Síndico nega ter atrapalhado socorro de grupo preso em elevador

Redação


Após moradores de um condomínio no Ecoville, em Curitiba, terem ficado presos em um elevador e chamado os bombeiros, o síndico do local se defendeu da alegação de omissão de socorro pela qual foi levado à delegacia no dia do incidente, na última quarta-feira. O Metro Jornal relatou o caso na última quinta sem ter conseguido contato com o condomínio.

Sérgio Nogueira, o síndico, afirma que foi ele próprio, com auxílio da assistência técnica, quem libertou os moradores do elevador. Segundo a Polícia Militar, o síndico não deixou uma equipe do Corpo de Bombeiros entrar para fazer o resgate dos oito adultos e uma criança no elevador de um dos quatro prédios, alegando que a empresa de manutenção já estava a caminho do local.
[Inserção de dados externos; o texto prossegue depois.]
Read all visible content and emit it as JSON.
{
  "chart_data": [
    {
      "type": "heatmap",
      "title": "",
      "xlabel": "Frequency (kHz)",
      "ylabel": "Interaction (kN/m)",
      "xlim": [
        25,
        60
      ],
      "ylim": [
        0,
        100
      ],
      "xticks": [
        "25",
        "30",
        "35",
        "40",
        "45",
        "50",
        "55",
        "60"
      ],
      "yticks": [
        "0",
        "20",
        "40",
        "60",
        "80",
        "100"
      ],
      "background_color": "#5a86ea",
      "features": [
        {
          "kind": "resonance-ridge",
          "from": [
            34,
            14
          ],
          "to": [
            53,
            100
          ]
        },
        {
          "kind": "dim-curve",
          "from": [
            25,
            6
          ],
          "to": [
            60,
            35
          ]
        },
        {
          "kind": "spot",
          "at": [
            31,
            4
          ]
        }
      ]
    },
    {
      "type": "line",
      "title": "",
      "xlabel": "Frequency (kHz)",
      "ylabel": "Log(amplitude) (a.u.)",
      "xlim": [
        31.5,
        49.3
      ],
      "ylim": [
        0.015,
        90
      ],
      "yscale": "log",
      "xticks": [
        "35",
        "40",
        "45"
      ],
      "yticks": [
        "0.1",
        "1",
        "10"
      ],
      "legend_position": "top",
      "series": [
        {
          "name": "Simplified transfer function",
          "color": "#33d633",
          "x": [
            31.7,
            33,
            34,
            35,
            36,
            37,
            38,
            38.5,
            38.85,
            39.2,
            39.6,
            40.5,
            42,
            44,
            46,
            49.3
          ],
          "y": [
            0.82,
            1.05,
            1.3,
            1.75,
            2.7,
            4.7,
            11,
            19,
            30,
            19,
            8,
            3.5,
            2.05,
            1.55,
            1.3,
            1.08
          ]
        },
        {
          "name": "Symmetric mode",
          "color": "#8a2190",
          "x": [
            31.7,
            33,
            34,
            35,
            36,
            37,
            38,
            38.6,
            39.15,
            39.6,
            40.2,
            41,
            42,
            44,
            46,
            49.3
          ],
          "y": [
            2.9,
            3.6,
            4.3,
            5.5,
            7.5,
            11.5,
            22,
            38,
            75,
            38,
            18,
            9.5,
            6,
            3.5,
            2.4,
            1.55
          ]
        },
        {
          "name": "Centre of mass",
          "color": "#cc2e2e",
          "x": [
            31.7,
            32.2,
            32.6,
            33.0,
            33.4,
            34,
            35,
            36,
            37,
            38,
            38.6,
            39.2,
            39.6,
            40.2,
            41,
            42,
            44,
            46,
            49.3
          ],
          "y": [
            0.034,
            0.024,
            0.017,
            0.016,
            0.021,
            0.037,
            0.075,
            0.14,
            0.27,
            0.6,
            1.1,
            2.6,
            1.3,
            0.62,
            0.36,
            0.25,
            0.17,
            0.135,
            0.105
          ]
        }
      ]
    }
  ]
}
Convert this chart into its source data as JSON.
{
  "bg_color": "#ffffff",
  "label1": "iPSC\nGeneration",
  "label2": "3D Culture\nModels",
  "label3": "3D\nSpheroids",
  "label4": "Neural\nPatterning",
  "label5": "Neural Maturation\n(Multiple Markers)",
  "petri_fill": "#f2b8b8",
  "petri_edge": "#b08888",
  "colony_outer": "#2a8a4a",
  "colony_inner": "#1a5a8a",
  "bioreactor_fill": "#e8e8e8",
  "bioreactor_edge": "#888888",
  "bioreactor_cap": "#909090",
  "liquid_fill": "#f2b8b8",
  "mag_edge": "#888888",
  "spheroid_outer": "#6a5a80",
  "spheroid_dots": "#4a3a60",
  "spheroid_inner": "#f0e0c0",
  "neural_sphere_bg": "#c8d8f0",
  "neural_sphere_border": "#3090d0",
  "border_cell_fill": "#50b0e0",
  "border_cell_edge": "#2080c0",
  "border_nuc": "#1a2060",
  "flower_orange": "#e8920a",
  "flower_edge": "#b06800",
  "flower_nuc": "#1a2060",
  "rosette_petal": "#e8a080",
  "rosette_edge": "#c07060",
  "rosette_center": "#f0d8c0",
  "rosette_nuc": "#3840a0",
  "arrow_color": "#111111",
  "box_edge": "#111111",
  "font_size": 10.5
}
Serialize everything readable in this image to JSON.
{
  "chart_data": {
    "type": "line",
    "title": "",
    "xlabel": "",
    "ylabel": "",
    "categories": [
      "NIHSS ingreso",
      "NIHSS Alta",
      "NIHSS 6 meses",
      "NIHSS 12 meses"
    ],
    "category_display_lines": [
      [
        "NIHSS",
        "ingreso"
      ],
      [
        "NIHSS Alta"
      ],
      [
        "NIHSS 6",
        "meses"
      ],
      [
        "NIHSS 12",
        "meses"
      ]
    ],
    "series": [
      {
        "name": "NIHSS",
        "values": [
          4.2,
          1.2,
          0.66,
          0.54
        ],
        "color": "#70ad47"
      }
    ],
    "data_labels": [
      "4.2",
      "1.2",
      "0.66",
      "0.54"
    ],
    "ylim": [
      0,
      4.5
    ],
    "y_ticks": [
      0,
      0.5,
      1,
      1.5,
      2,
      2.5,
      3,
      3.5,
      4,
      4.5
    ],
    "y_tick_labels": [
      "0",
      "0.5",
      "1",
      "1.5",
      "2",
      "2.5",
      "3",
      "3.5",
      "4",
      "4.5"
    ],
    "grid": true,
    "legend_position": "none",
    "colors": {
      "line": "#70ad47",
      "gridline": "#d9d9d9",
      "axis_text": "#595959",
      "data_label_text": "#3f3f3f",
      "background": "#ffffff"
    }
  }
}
Nogueira disse ter apenas pedido aos bombeiros que esperassem a chegada do técnico, depois de ter garantido que tudo estava sob controle, e que se passaram somente 10 minutos entre a chegada dos bombeiros e a do técnico.

“Não adiantaria eles [bombeiros) arrombarem a porta do elevador, porque ele sai direto no apartamento e não haveria como ter acesso. As câmeras internas registraram tudo. Foi muito pouco espaço de tempo para uma confusão tão grande”, argumentou.

Delegacia

O síndico de um condomínio de alto padrão no Ecoville, bairro Campo Comprido, em Curitiba, chegou a ser preso pela PM na madrugada de quinta-feira (26) após impedir que uma equipe do Corpo de Bombeiros entrasse no local para resgatar moradores presos no elevador.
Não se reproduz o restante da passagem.